Incorporation of adenovirus into a ligand-based DNA carrier system results in retention of original receptor specificity and enhances targeted gene expression

Abstract

Adenovirus type 5 was modified by coupling an asialoglycoprotein-polylysine conjugate to the virus by reactions that activate carbohydrate residues. Wild-type virus modified in this manner had greatly decreased infectivity toward normally susceptible HeLa S3 (asialoglycoprotein receptor (-)) and SK Hep1 (asialoglycoprotein receptor (-)) cells leaving 91 and 86% viable, respectively, after 48 h. However, with Huh 7 (asialoglycoprotein receptor (+)) cells, modified virus retained its infectivity leaving only 19% of cells viable under identical conditions. Modified virus was complexed to DNA in the form of a plasmid, pSVHBV surf, containing the gene for hepatitis B surface antigen as a marker of gene expression. Huh 7, receptor (+), cells treated with modified wild type, and modified replication-defective d1312 virus complexed to DNA raised antigen levels by approximately 13- and 30-fold, respectively, compared with asialoglycoprotein-polylysine DNA complex alone.

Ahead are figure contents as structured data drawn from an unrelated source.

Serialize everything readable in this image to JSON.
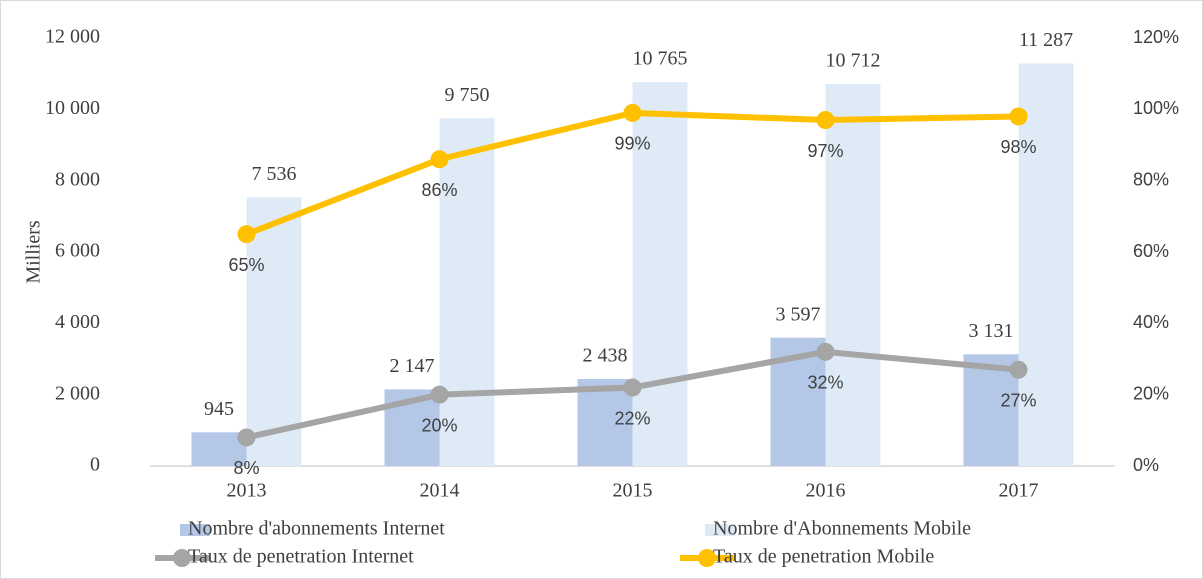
{
  "chart_data": {
    "type": "bar",
    "y_label": "Milliers",
    "categories": [
      "2013",
      "2014",
      "2015",
      "2016",
      "2017"
    ],
    "series": [
      {
        "name": "Nombre d'abonnements Internet",
        "color": "#b4c7e7",
        "values": [
          945,
          2147,
          2438,
          3597,
          3131
        ],
        "value_labels": [
          "945",
          "2 147",
          "2 438",
          "3 597",
          "3 131"
        ]
      },
      {
        "name": "Nombre d'Abonnements Mobile",
        "color": "#deebf7",
        "values": [
          7536,
          9750,
          10765,
          10712,
          11287
        ],
        "value_labels": [
          "7 536",
          "9 750",
          "10 765",
          "10 712",
          "11 287"
        ]
      },
      {
        "name": "Taux de penetration Internet",
        "type": "line",
        "axis": "y2",
        "color": "#a5a5a5",
        "values": [
          8,
          20,
          22,
          32,
          27
        ],
        "value_labels": [
          "8%",
          "20%",
          "22%",
          "32%",
          "27%"
        ]
      },
      {
        "name": "Taux de penetration Mobile",
        "type": "line",
        "axis": "y2",
        "color": "#ffc000",
        "values": [
          65,
          86,
          99,
          97,
          98
        ],
        "value_labels": [
          "65%",
          "86%",
          "99%",
          "97%",
          "98%"
        ]
      }
    ],
    "ylim": [
      0,
      12000
    ],
    "yticks": [
      0,
      {
        "value": 2000,
        "label": "2 000"
      },
      {
        "value": 4000,
        "label": "4 000"
      },
      {
        "value": 6000,
        "label": "6 000"
      },
      {
        "value": 8000,
        "label": "8 000"
      },
      {
        "value": 10000,
        "label": "10 000"
      },
      {
        "value": 12000,
        "label": "12 000"
      }
    ],
    "y2lim": [
      0,
      120
    ],
    "y2ticks": [
      {
        "value": 0,
        "label": "0%"
      },
      {
        "value": 20,
        "label": "20%"
      },
      {
        "value": 40,
        "label": "40%"
      },
      {
        "value": 60,
        "label": "60%"
      },
      {
        "value": 80,
        "label": "80%"
      },
      {
        "value": 100,
        "label": "100%"
      },
      {
        "value": 120,
        "label": "120%"
      }
    ],
    "legend": "bottom"
  }
}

Competition with a large excess of an asialoglycoprotein blocked the enhancement by more than 95%. Using a beta-galactosidase marker gene, the number of cells transfected by modified virus was found to be 200-fold higher than complex alone. Yet, specificity was retained exclusively for asialoglycoprotein receptor-bearing cells. These data indicate that adenovirus can be chemically modified by coupling ligands resulting in targeted gene expression dictated specifically by receptor recognition of the attached ligand.